Are the reactions from the Vietnamese government in August just overblown paranoia or do they have reason to fear the people?
It is difficult to say.
However, we do know from the writings of several state-owned newspapers that the government is extremely wary of anything remotely resembling the “color revolutions” or the Arab Spring in Vietnam. They prefer to take pre-emptive measures, using all means to prevent demonstrations, even if doing so would mean breaking their own laws and constitution.
Moreover, the Vietnamese government does not distinguish between peaceful dissidents and those who call for a violent overthrow of the government, and the case of one of their most famous political prisoners, Tran Huynh Duy Thuc, is the best example.
Thuc was sentenced to 16 years imprisonment back in 2009 for “subversion against the state,” and the evidence used to uphold the conviction included his writings pleading with the government to take rapid and immediate action to preserve economic growth and avoid over-dependence on China.

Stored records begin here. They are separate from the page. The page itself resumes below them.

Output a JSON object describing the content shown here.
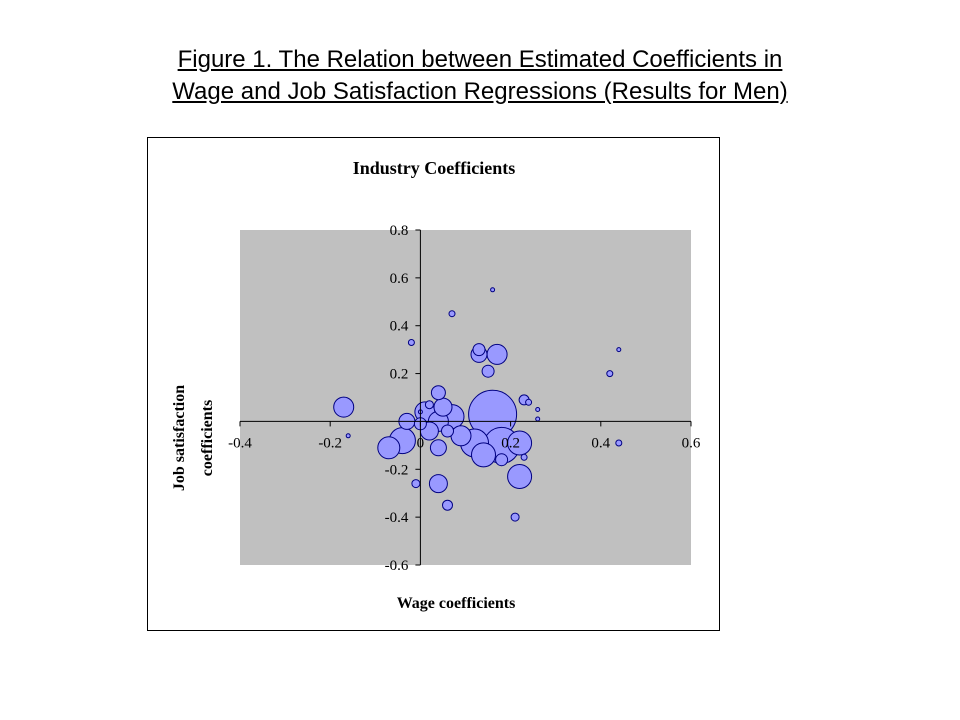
{
  "slide": {
    "title_line1": "Figure 1. The Relation between Estimated Coefficients in",
    "title_line2": "Wage and Job Satisfaction Regressions (Results for Men)"
  },
  "chart_data": {
    "type": "scatter",
    "title": "Industry Coefficients",
    "xlabel": "Wage coefficients",
    "ylabel_line1": "Job satisfaction",
    "ylabel_line2": "coefficients",
    "xlim": [
      -0.4,
      0.6
    ],
    "ylim": [
      -0.6,
      0.8
    ],
    "xticks": [
      -0.4,
      -0.2,
      0,
      0.2,
      0.4,
      0.6
    ],
    "xtick_labels": [
      "-0.4",
      "-0.2",
      "0",
      "0.2",
      "0.4",
      "0.6"
    ],
    "yticks": [
      0.8,
      0.6,
      0.4,
      0.2,
      -0.2,
      -0.4,
      -0.6
    ],
    "ytick_labels": [
      "0.8",
      "0.6",
      "0.4",
      "0.2",
      "-0.2",
      "-0.4",
      "-0.6"
    ],
    "grid": false,
    "legend": "none",
    "marker": "bubble",
    "colors": {
      "plot_background": "#c0c0c0",
      "bubble_fill": "#9999ff",
      "bubble_stroke": "#000080",
      "axis": "#000000"
    },
    "points": [
      {
        "x": 0.16,
        "y": 0.55,
        "size": 2
      },
      {
        "x": 0.07,
        "y": 0.45,
        "size": 3
      },
      {
        "x": 0.44,
        "y": 0.3,
        "size": 2
      },
      {
        "x": -0.02,
        "y": 0.33,
        "size": 3
      },
      {
        "x": 0.13,
        "y": 0.3,
        "size": 6
      },
      {
        "x": 0.13,
        "y": 0.28,
        "size": 8
      },
      {
        "x": 0.17,
        "y": 0.28,
        "size": 10
      },
      {
        "x": 0.42,
        "y": 0.2,
        "size": 3
      },
      {
        "x": 0.15,
        "y": 0.21,
        "size": 6
      },
      {
        "x": 0.04,
        "y": 0.12,
        "size": 7
      },
      {
        "x": 0.23,
        "y": 0.09,
        "size": 5
      },
      {
        "x": 0.24,
        "y": 0.08,
        "size": 3
      },
      {
        "x": 0.26,
        "y": 0.05,
        "size": 2
      },
      {
        "x": 0.26,
        "y": 0.01,
        "size": 2
      },
      {
        "x": -0.17,
        "y": 0.06,
        "size": 10
      },
      {
        "x": 0.02,
        "y": 0.07,
        "size": 4
      },
      {
        "x": 0.05,
        "y": 0.06,
        "size": 9
      },
      {
        "x": 0.01,
        "y": 0.04,
        "size": 10
      },
      {
        "x": 0.0,
        "y": 0.04,
        "size": 2
      },
      {
        "x": 0.04,
        "y": 0.0,
        "size": 10
      },
      {
        "x": 0.07,
        "y": 0.02,
        "size": 12
      },
      {
        "x": 0.16,
        "y": 0.03,
        "size": 24
      },
      {
        "x": -0.03,
        "y": 0.0,
        "size": 8
      },
      {
        "x": 0.0,
        "y": -0.01,
        "size": 6
      },
      {
        "x": 0.02,
        "y": -0.04,
        "size": 9
      },
      {
        "x": 0.09,
        "y": -0.06,
        "size": 10
      },
      {
        "x": 0.06,
        "y": -0.04,
        "size": 6
      },
      {
        "x": 0.12,
        "y": -0.09,
        "size": 14
      },
      {
        "x": 0.18,
        "y": -0.1,
        "size": 18
      },
      {
        "x": 0.22,
        "y": -0.09,
        "size": 12
      },
      {
        "x": -0.16,
        "y": -0.06,
        "size": 2
      },
      {
        "x": -0.04,
        "y": -0.08,
        "size": 13
      },
      {
        "x": -0.07,
        "y": -0.11,
        "size": 11
      },
      {
        "x": 0.04,
        "y": -0.11,
        "size": 8
      },
      {
        "x": 0.14,
        "y": -0.14,
        "size": 12
      },
      {
        "x": 0.18,
        "y": -0.16,
        "size": 6
      },
      {
        "x": 0.23,
        "y": -0.15,
        "size": 3
      },
      {
        "x": 0.44,
        "y": -0.09,
        "size": 3
      },
      {
        "x": 0.22,
        "y": -0.23,
        "size": 12
      },
      {
        "x": -0.01,
        "y": -0.26,
        "size": 4
      },
      {
        "x": 0.04,
        "y": -0.26,
        "size": 9
      },
      {
        "x": 0.06,
        "y": -0.35,
        "size": 5
      },
      {
        "x": 0.21,
        "y": -0.4,
        "size": 4
      }
    ]
  }
}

Before his arrest, Tran Huynh Duy Thuc was one of Vietnam’s most successful entrepreneurs, with the government unable to find any evidence of wrongdoing within his multi-million dollar business after raids. Western countries have offered Thuc political asylum on multiple occasions, but he refuses to leave his country to live in exile.
His latest defiant act—a hunger strike—protesting what he calls “an unjust judicial system,” again put the Vietnamese government in a predicament: they could not justify his imprisonment to the increasingly informed public. September 2, 2018 marks the 20th day of Thuc’s hunger strike.
Up until last month, Thuc had received the longest sentence for a political prisoner: 16 years imprisonment, followed by 5 years of house arrest.
In August, the record was surpassed by Le Dinh Luong, who was sentenced to 20 years imprisonment, again for “subversion against the state.” Luong was known by his peers as an activist who campaigned against the environmental destruction caused by corporations and development projects.
The VCP has managed – especially in recent years – to ensure that its human rights records rival that of its big Communist brother, China, with more suppression and harsher sentences against activists.
But will more suppression lead to a stable and peaceful society as the VCP hopes for, or will blurring “peaceful dissent” with “subversion against the state” further chip away at the government’s legitimacy? The answer remains unclear.
What we do know, however, is that history has never been on the side of regimes that refuse to engage in dialogue with dissenters, that refuses to heed the people’s discontent. One need only look at Vietnam’s own history to see this fact in action.